3. `input`, `sep`: The input for the workflow. Since the input is a tabular data file, it's good to specify the column separator (it defaults to tabs);

4. `input_type`: The type of input the workflow expects, it can be dataframe (a path to a tabular data file), a path to a directory of files or both.

5. `index_col`, `file_columns`: These should be familiar to you if you've looked at the previous tutorials. It merely indicates what are the relevant portions of the dataframe to create the project with. 

6. `write_provn`: In case we want to write the PROVN document after running the workflow. Let's set it to true.

In [None]:
from bioprov.src.workflow import Workflow, Step

get_megares_hits = Workflow(
    name="Get best MegaRes hits",
    description="Align nucleotide data to MegaRes with BLASTN and filters high-score (>=1000) hits.",
    input='./test_dataset.csv',
    sep=",",
    input_type="dataframe",
    index_col="sample-id",
    file_columns="assembly",
    write_provn=True,
)

Since this workflow isn't associated with any particular project, you can see BioProv generated a project using a random tag.

Now let's add the steps to this workflow using the PresetProgram functions we built before. You might think it's strange we're setting the samples to None, but this is just so the function returns a PresetProgram instance, which the Workflow expects, the samples will be injected from the dataset we used as input for the workflow (so it won't be None in the end).

In [None]:
steps = [
    Step(align_to_megares(None), default=True),
    Step(filter_high_score(None), default=True),
]

for _step in steps:
        get_megares_hits.add_step(_step)

We can then choose which steps we want to run using a list as input to the `run_steps` method. They will then run in the order they were added to the workflow.

In [None]:
get_megares_hits.run_steps(['blastn', 'awk'])

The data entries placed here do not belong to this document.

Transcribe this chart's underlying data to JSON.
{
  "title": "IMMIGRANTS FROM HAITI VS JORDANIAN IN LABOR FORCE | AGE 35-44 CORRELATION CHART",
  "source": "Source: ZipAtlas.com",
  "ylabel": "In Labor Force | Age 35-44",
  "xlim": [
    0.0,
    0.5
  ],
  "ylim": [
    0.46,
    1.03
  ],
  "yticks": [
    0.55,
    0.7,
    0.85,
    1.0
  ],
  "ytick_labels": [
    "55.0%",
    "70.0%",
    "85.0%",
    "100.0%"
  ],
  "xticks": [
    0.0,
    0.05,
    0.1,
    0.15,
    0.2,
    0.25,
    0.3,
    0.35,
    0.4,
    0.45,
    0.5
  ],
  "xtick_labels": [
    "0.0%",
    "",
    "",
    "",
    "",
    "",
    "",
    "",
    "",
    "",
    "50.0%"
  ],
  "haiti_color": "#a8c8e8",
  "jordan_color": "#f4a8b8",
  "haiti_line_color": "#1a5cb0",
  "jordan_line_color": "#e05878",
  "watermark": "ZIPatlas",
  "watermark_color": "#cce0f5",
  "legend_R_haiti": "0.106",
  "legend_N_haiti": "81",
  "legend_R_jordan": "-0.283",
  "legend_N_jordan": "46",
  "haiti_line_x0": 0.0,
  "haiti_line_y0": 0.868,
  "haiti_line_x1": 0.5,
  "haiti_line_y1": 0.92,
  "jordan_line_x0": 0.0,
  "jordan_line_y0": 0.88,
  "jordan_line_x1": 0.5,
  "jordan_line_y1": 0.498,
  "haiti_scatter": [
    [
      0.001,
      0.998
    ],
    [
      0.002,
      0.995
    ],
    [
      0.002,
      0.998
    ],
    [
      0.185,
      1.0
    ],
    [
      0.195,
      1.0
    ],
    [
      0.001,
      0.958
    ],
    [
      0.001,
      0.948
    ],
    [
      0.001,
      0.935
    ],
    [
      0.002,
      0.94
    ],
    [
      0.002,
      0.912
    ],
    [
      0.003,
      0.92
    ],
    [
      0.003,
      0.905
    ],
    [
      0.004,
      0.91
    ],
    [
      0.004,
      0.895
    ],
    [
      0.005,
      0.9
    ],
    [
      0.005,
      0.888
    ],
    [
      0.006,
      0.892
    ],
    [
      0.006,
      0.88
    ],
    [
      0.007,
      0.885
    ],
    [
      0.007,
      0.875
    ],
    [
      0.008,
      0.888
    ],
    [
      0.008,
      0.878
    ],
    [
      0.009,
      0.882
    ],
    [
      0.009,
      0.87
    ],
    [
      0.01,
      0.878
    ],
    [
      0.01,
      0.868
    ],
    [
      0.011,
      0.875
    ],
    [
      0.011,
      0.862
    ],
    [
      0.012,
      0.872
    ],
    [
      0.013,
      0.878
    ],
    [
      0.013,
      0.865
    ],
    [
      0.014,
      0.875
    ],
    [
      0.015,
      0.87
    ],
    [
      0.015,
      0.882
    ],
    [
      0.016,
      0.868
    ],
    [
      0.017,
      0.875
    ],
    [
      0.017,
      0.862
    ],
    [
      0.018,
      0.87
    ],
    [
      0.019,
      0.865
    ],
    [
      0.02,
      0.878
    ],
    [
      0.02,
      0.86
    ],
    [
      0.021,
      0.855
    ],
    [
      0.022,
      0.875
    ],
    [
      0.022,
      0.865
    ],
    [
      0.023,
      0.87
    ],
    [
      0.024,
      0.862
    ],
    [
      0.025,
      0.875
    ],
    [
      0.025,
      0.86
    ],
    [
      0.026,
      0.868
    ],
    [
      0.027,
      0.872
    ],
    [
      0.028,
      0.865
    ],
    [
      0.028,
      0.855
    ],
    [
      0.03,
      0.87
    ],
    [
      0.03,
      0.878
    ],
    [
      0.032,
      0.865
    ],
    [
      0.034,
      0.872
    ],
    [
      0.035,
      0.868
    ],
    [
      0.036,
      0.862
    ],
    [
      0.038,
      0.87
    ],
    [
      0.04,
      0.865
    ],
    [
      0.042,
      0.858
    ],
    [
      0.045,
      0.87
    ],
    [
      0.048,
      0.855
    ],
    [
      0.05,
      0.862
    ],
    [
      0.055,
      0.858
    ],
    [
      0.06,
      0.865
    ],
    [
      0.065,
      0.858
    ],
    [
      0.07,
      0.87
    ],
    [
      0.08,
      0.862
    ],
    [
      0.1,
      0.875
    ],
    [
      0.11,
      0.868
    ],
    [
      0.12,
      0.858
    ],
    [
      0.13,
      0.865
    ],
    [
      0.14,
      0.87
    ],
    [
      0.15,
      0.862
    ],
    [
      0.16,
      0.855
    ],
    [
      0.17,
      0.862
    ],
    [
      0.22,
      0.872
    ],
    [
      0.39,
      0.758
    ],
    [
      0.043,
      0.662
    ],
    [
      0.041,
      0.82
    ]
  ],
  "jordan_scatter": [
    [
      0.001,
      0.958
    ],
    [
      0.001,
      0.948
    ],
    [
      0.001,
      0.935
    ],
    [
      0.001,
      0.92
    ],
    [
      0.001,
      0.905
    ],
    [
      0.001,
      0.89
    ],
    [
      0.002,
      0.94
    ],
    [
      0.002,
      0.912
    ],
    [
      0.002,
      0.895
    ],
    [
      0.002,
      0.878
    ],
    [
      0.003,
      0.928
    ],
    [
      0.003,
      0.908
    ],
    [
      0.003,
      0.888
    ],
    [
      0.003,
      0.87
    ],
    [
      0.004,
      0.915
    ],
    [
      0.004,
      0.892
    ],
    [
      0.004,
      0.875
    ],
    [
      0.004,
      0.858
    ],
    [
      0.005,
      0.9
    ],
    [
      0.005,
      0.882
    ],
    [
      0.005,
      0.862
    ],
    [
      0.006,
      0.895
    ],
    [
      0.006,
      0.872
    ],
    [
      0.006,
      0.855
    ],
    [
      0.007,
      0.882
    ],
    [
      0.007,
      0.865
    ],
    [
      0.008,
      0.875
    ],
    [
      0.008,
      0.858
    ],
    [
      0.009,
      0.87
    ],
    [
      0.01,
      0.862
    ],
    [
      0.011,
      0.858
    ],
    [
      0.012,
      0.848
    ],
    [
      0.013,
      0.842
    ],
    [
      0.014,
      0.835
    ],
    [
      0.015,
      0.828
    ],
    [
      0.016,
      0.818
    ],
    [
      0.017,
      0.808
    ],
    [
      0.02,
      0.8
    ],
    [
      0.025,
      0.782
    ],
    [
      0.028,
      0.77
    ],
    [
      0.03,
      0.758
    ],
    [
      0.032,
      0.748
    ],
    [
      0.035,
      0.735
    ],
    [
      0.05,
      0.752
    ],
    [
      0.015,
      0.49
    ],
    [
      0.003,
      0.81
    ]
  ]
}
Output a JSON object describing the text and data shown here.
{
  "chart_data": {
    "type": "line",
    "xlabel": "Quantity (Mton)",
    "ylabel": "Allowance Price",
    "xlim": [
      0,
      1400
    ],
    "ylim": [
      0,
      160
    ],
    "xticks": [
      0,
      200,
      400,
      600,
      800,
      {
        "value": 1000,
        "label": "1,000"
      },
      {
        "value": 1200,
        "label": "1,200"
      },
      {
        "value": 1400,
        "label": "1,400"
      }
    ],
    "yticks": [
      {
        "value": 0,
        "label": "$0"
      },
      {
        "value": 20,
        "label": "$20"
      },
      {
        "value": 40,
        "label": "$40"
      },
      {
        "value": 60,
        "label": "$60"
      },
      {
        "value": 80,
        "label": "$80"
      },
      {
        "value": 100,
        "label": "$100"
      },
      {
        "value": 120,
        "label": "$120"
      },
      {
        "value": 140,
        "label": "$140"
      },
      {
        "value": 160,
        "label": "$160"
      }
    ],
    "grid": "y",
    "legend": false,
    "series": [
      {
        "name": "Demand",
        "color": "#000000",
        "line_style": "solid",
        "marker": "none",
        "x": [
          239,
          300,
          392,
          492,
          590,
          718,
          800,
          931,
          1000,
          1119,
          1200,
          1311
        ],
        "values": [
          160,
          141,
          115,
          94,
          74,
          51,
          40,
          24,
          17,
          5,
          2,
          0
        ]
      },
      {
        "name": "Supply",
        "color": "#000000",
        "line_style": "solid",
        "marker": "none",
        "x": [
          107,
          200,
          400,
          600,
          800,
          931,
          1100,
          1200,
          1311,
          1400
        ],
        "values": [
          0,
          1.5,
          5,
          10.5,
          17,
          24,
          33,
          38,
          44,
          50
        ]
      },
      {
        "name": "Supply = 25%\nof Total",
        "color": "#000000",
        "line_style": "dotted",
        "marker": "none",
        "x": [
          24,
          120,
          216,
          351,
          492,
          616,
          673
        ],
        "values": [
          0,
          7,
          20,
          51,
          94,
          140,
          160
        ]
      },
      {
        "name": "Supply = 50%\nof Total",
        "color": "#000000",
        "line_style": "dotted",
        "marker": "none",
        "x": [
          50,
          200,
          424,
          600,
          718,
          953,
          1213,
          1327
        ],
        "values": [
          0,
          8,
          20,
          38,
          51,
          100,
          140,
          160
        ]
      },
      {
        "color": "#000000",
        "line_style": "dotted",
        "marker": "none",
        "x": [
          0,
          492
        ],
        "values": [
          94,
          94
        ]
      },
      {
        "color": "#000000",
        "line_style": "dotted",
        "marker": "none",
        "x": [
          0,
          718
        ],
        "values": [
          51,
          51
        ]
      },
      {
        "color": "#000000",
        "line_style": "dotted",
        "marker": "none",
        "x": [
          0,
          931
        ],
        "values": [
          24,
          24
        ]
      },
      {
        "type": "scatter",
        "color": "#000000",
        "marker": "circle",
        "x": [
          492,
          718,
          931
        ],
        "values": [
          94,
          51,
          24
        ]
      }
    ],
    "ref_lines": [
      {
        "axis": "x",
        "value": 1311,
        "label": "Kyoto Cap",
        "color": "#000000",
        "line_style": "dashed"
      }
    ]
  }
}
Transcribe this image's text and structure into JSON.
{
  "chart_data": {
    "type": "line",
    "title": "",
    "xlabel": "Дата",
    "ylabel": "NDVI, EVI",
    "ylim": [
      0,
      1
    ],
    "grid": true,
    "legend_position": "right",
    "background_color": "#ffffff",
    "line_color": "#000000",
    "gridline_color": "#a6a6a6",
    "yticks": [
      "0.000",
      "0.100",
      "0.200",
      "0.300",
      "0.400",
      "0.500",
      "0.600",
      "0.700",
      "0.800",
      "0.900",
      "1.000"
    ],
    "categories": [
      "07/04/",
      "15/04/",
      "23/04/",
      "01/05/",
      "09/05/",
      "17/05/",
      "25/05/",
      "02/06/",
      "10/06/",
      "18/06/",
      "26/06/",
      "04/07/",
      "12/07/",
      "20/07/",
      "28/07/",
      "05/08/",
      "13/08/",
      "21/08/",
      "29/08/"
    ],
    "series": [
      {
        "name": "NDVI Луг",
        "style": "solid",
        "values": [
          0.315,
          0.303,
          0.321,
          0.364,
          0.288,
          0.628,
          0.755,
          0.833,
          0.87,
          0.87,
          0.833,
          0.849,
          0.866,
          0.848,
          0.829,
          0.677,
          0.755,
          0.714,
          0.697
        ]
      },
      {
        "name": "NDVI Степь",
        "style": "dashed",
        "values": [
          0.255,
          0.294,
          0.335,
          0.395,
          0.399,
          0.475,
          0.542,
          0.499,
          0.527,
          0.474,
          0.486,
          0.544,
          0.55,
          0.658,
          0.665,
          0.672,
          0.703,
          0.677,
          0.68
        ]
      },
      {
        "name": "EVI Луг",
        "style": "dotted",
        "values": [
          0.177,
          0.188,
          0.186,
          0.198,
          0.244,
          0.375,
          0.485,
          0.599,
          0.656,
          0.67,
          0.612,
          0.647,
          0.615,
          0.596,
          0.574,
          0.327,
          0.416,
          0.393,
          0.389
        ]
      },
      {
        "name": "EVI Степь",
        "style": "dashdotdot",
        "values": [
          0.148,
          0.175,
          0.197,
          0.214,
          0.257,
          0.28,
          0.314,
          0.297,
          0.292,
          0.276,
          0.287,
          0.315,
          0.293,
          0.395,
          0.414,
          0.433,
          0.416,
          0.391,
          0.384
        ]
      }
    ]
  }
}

Wow, that was a lot of stuff! But, if you look into this tutorial's directory, you will see a list of outputs corresponding to each step of the workflow, which ran for each file in the input dataset, as well as two other files:

1. A PROVN file describing the whole workflow and the programs we just ran.

2. A .log file similar to the cell output you see above, describing each command that was run.

But anyway, that's it for presets and workflows in BioProv. We hope this inspires you to create your own provenance-aware programs and workflows. If you do, share it with us! 

And if you think the workflow or preset you created would be useful to others, feel free to strike a conversation in our GitHub or open a new pull request.